When we moved house a few years ago we abandoned Sky, the price of which had gradually crept up until it was getting ridiculous, going Freeview+ across the board. Now a little payment has crept in, but we still pay around 1/10th what we used to pay for Sky in a typical month. Here's the line up:
- YouView box - giving us the ability to record a couple of programmes at once. As a result we hardly ever watch a programme live, except the news. If it's a commercial channel, then you have the added benefit of being able to skip through the ads. And even better - you've got 7 days catchup on the main channels from the same programme guide. So anything we didn't record we tend to watch that way.
- Apple TV box - we pay £6 a month for Netflix and for that get more movies and TV boxed sets than we are ever likely to consume. Just finished the second season of House of Cards, which was absolutely brilliant. Currently hovering over starting Breaking Bad, which we've managed to resist. If we really need to watch a recent release, the same box gives us iTunes access to rentals in HD at comparable price to what we used to pay for DVD rentals.
- Blu-ray Player - Just occasionally we do still get things on disc, if only as presents, or where it's too obscure for the iTunes/Netflix, like our recent foray into The Lovers. The player has just got an added bonus as it's internet connected and has what used to be a Lovefilm Instant app, but is now Amazon Prime - so as Amazon Prime customers we get free access to the Lovefilm Instant free stuff. Not as good as Netflix, but some interesting non-overlapping content. I might finally get round to seeing Twin Peaks, which has come off Netflix, but is still on this service.
Of the options the Amazon/ex-Lovefilm is by far the worst, because its user interface is fairly poor (this may be down to the Sony Blu-ray player: we haven't tried it on a computer yet). But even so it's yet more stuff to watch at no extra charge. (Admittedly you have to be an Amazon Prime member, but we are.) I can honestly say, it's delightful having so much material instantly accessible, meaning that you can easily avoid Ant and Dec or any other primetime rubbish that is put out by the main channels, while still picking up the good stuff (like the new series of Silk, just started).
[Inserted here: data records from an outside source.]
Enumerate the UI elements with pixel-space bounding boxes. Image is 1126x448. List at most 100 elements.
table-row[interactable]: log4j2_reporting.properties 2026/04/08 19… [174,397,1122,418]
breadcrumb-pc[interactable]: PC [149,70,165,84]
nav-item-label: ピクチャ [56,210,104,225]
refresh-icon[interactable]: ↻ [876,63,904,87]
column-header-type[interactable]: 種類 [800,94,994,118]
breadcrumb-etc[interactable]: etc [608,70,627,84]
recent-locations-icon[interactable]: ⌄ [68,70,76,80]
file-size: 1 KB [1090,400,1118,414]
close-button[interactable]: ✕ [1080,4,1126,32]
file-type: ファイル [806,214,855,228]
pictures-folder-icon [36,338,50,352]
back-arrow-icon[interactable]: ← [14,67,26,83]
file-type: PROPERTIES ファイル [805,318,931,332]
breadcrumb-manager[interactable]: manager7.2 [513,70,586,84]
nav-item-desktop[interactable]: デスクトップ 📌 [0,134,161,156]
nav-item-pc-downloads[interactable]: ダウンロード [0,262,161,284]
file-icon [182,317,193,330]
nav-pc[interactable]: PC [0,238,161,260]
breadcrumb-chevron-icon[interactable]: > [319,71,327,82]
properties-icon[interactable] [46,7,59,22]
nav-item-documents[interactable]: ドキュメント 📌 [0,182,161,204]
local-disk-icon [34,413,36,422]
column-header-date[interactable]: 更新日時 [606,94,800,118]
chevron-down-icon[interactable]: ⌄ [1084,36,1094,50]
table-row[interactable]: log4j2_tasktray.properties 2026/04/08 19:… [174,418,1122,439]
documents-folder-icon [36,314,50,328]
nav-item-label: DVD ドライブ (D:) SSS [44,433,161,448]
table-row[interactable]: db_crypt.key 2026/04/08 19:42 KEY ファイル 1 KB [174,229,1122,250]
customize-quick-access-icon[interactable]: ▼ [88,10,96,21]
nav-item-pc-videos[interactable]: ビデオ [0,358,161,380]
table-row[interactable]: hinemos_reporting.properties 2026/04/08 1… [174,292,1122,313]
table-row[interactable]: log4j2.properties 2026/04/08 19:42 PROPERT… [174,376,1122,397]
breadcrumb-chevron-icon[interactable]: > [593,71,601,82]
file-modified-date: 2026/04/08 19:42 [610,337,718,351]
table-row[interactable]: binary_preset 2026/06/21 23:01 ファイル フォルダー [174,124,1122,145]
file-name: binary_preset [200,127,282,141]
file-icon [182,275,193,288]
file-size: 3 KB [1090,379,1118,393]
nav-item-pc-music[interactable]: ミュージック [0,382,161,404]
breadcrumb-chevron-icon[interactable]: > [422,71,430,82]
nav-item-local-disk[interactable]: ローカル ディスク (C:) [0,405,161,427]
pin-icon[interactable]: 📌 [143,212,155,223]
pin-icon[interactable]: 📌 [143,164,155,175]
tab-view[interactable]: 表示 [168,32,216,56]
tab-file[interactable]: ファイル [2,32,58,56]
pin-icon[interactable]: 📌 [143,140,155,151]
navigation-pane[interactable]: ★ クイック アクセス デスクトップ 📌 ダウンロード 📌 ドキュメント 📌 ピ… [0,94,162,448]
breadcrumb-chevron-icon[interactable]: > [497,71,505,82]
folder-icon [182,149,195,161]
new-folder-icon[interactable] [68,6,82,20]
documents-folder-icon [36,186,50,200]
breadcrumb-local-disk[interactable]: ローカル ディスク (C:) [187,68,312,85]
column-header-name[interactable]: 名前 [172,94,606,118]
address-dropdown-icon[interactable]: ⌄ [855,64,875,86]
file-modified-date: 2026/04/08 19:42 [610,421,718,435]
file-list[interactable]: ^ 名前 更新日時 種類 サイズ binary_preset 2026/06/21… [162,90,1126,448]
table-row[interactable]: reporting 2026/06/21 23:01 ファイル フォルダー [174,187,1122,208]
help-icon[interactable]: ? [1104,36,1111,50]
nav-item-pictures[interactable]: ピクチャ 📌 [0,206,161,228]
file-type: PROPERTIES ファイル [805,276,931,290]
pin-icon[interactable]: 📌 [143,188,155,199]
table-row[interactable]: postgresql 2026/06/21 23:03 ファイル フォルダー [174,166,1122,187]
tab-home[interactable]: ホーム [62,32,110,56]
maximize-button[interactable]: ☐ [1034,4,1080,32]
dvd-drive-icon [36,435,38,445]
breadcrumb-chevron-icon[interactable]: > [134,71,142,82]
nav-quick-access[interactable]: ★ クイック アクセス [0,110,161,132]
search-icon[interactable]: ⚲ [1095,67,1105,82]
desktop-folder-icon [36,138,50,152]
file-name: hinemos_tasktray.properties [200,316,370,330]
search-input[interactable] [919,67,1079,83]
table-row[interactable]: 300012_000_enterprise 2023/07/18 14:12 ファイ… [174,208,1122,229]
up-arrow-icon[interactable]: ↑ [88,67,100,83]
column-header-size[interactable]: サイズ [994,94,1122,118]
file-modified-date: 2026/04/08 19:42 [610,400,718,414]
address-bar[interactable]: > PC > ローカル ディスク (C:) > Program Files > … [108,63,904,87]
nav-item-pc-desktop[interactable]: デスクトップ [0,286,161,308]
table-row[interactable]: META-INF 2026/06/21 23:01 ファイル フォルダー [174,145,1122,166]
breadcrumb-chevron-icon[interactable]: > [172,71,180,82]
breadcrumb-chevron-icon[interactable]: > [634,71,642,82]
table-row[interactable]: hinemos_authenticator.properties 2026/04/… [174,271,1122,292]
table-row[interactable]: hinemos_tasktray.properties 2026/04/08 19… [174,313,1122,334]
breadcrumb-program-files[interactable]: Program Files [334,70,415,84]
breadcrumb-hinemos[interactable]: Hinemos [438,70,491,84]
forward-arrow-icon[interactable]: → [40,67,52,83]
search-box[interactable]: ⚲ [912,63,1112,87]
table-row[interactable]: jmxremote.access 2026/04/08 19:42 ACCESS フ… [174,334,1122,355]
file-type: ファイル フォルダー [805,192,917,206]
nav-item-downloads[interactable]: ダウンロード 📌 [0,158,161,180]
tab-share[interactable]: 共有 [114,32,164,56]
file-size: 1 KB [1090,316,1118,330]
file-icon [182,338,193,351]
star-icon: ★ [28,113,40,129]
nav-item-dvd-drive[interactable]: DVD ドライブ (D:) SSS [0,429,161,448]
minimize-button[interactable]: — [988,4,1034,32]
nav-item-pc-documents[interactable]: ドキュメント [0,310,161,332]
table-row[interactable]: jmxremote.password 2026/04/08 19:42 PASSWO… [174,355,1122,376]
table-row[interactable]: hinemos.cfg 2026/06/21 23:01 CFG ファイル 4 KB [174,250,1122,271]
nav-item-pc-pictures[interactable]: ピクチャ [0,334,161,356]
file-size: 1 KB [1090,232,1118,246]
I suspect to the youth of today there's nothing remarkable about streaming TV over the internet, but I still get a frisson of excitement that I can get such high quality video and sound, on demand 24/7. And on the whole, with the occasional glitch, it just works.
The fascinating thing is that TV has gone through a bigger revolution than the e-book entering the publishing market, yet at the moment the traditional channels seem to be thriving. Profits are up at ITV, for instance. It could be because there are so many households that do still watch stuff as it comes through the aerial or the Sky box without practically everything being time shifted or streamed. So it could be a case of dead service walking. But these are certainly interesting times.